“Uno sguardo al passato è sempre utile, qualsiasi cosa si faccia e, quando i temi sono l’agricoltura, il territorio, la produzione ed il paesaggio, allora, questo sguardo diventa addirittura indispensabile. Si può incorrere, a volte, nell’equivoco di pensare al paesaggio come ad un qualcosa di arrivato a noi naturalmente. Non è così: il paesaggio è la costruzione del lavoro dell’uomo e la lo studio della storia dell’agricoltura, dell’alimentazione e del modo in cui l’uomo ha costruito il paesaggio è un modo per comprendere che il paesaggio stesso è un’invenzione proprio dell’uomo e se vogliamo preservarlo dobbiamo mantenere e sviluppare quelle determinate attenzioni che hanno contribuito a creare un determinato spazio. Questo discorso vale per tutti i territori ma, in particolar modo, vale per luoghi come Montalcino che sul paesaggio e sul territorio costruisce e ha costruito la sua identità.
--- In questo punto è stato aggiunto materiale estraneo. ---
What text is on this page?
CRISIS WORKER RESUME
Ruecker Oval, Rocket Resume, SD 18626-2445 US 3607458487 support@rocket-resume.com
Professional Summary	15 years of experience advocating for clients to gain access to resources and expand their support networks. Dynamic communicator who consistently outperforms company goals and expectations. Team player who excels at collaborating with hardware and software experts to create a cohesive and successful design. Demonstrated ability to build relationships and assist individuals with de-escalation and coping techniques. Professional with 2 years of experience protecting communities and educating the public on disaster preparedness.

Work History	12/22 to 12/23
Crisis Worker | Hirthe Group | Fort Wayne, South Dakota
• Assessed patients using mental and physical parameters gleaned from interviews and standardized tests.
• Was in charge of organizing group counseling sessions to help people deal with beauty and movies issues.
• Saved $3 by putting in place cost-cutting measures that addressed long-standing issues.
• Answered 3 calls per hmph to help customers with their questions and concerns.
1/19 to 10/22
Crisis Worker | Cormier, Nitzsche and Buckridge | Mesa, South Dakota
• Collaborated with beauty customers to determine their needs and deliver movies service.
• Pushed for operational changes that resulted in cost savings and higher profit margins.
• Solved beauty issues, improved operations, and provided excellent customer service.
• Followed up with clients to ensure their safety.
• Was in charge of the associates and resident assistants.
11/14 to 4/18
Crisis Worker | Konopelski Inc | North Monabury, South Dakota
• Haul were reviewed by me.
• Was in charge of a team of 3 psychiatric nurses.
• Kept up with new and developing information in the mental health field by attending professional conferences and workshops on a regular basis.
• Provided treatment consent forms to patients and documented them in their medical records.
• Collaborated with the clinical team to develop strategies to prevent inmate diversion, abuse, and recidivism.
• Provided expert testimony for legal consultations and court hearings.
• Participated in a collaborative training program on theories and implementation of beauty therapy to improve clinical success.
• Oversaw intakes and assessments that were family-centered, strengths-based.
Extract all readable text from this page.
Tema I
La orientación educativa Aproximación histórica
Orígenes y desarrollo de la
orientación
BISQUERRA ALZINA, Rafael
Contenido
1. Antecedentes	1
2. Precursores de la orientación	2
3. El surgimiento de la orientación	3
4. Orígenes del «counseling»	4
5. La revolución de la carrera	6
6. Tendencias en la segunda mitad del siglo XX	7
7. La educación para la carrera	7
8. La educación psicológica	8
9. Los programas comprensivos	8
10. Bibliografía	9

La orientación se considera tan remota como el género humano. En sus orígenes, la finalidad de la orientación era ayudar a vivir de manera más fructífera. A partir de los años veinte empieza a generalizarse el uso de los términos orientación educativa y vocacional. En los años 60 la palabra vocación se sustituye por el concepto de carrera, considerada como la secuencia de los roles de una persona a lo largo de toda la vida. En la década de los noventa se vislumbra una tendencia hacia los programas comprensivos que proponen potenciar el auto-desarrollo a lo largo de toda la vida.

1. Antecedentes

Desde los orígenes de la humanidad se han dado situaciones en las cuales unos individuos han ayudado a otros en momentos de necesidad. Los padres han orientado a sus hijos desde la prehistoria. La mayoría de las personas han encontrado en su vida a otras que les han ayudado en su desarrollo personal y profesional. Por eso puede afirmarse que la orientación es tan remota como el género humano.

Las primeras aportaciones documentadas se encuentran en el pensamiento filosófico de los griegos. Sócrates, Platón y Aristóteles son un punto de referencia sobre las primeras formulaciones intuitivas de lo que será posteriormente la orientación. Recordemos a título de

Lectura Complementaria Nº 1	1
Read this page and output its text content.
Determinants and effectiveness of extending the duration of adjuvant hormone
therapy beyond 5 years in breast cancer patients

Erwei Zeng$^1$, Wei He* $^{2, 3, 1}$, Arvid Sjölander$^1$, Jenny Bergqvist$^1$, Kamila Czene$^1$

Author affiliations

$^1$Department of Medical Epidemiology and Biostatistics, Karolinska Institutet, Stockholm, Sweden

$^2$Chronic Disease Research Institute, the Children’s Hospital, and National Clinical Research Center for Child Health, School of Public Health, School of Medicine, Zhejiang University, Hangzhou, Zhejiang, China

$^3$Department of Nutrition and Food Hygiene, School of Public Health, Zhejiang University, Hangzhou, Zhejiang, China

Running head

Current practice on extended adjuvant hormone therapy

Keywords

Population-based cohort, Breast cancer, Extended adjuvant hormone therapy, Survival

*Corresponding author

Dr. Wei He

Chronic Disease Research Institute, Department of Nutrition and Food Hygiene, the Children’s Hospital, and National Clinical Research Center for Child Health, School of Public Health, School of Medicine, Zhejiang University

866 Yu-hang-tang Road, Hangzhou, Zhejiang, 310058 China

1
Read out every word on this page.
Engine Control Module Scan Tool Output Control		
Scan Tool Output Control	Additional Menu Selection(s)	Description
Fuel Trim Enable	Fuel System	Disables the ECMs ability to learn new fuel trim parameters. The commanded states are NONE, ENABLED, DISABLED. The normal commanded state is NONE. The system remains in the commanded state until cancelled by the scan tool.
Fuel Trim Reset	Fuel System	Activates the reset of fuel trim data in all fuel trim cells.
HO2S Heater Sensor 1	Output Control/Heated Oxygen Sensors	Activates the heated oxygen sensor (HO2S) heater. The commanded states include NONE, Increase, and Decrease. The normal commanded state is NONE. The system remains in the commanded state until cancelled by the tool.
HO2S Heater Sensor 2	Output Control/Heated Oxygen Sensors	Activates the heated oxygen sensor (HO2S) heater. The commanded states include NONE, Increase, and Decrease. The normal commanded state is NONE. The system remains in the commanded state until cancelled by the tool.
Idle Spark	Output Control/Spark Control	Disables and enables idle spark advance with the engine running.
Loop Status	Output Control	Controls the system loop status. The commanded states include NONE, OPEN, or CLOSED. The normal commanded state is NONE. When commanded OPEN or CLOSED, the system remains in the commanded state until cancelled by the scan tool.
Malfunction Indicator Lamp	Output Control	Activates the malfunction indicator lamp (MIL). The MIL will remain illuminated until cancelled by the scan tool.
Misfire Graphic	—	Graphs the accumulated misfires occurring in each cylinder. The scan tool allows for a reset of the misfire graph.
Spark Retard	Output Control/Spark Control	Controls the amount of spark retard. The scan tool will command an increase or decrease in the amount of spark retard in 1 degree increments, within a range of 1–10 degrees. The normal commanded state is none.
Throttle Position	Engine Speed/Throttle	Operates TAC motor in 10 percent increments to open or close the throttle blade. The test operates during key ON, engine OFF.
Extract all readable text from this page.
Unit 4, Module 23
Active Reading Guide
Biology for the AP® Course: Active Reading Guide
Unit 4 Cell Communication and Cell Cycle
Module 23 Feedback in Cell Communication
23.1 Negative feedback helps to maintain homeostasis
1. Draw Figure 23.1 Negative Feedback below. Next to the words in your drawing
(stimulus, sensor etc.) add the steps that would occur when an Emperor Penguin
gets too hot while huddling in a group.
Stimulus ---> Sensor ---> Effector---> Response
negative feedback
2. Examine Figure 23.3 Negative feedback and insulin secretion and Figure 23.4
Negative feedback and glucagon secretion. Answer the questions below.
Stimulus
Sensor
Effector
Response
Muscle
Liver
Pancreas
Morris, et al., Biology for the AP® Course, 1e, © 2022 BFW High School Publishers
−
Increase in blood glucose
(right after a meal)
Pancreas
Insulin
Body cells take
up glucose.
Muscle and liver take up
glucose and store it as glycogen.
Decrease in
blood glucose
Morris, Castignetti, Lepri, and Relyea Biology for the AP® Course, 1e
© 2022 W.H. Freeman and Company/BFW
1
Costruire il futuro è sempre una sfida. Uno storico come me non può avere l’ambizione di dettare la linea per il futuro ma può fornire il contributo di una riflessione storica su quello che siamo stati, e come questo ha influenzato ciò che ora siamo.
Parlare di agricoltura passata nel XXI° secolo ha senso non per guardare indietro nostalgicamente ma serve per capire che questi spazi sono il frutto del lavoro di chi ci ha preceduto.
Stiamo vivendo una controtendenza: sono molti i giovani, infatti, che hanno scelto la campagna occupandosi di agricoltura e viticoltura e questo è molto importante perché, in un momento come quello che stiamo vivendo, significa che vale la pena puntare su questo settore.
L’insegnamento dello storico può essere quello di ribadire con forza che fare agricoltura non significa sfruttare l’onda di mercato o una moda, ma contribuire a costruire un paesaggio che rappresenta un investimento sul futuro. Quando parliamo di futuro, poi, parliamo di qualcosa che ci riguarda. La storia è qualcosa che si muove, e che continuerà a muoversi”.
Così, ai microfoni della MontalcinoNews, Massimo Montanari, professore ordinario del Dipartimento di Storia Culture Civiltà dell’Università degli Studi di Bologna, ha spiegato l’importanza di guardare al passato per capire il presente e costruire il futuro dell’agricoltura.